Kıstas (قسطاس )kelimesi çoğumuzca bilinmektedir. Bu kelime ölçek, terazi anlamındadır. Kıstasınız nedir? Derseniz. Değerlendirmeyi neye göre yapıyorsunuz? Anlamındadır. Bu kelime de muhtemelen qst ve as kelimelerinin birleşiminden türetilmiştir. Qst kelimesi Akadça yay anlamına gelirken, as kelimesi ise parmak uzunluğu olarak ölçü birimidir. Qistas ve qist kelimeleri Semitik dillerde “yay, yayı ayarlamak, yay ve ok takımı yapmak, işaret parmağı, boğumlu çobandeğneği, belirlenmiş hedefe ok atmak, para kesesi anlamına gelen kast kelimesinden türemiştir. Veya su kabı, yemek kabı anlamına gelen qaşut kelimesinden de türemiş olabilir. Bunlardan en muhtemel olanı “belirlenmiş hedef” anlamına da gelen qsat kelimesidir.
Kuran’da Qst kökü “belirlenmiş, kayıtlı doğru şey, eşitlik ve adil muamele” anlamlarında kullanılmıştır.

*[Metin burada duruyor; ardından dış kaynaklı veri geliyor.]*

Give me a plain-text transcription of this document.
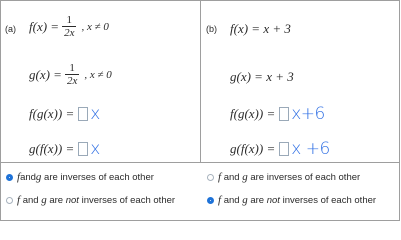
(a) $f(x) = \frac{1}{2x}$ , x ≠ 0
$g(x) = \frac{1}{2x}$ , x ≠ 0
f(g(x)) = x
g(f(x)) = x
f and g are inverses of each other
f and g are not inverses of each other
(b) f(x) = x + 3
g(x) = x + 3
f(g(x)) = x+6
g(f(x)) = x +6
f and g are inverses of each other
f and g are not inverses of each other
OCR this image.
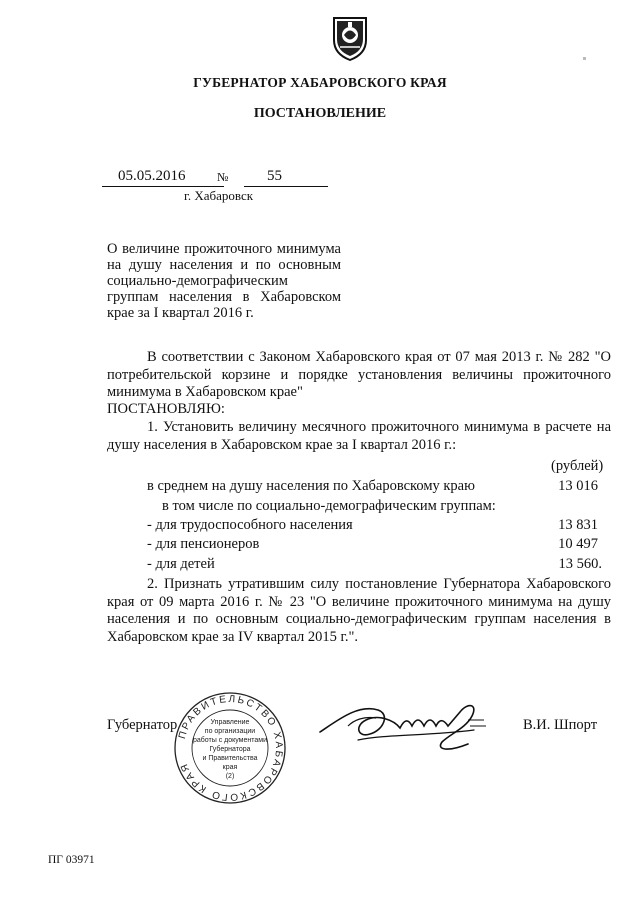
ГУБЕРНАТОР ХАБАРОВСКОГО КРАЯ
ПОСТАНОВЛЕНИЕ
05.05.2016	№	55
г. Хабаровск
О величине прожиточного минимума на душу населения и по основным социально-демографическим группам населения в Хабаровском крае за I квартал 2016 г.
В соответствии с Законом Хабаровского края от 07 мая 2013 г. № 282 "О потребительской корзине и порядке установления величины прожиточного минимума в Хабаровском крае"
ПОСТАНОВЛЯЮ:
1. Установить величину месячного прожиточного минимума в расчете на душу населения в Хабаровском крае за I квартал 2016 г.:
(рублей)
в среднем на душу населения по Хабаровскому краю	13 016
в том числе по социально-демографическим группам:
- для трудоспособного населения	13 831
- для пенсионеров	10 497
- для детей	13 560.
2. Признать утратившим силу постановление Губернатора Хабаровского края от 09 марта 2016 г. № 23 "О величине прожиточного минимума на душу населения и по основным социально-демографическим группам населения в Хабаровском крае за IV квартал 2015 г.".
Губернатор	В.И. Шпорт
ПРАВИТЕЛЬСТВО ХАБАРОВСКОГО КРАЯ
Управление
по организации
работы с документами
Губернатора
и Правительства
края
(2)
ПГ 03971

Qst kelimesi ölçü için de bu anlamlar da kullanıldığından “Norm, standart, standart birim, kriter” anlamına gelmektedir. Bu kelimenin karşıtı ise bu gün çok kullanılan “çifte standart” deyimidir. Her şeyi kendi içindeki tek birimle değerlendirmemeyi, işine gelen kriterler ile değerlendirmeyi ifade etmektedir.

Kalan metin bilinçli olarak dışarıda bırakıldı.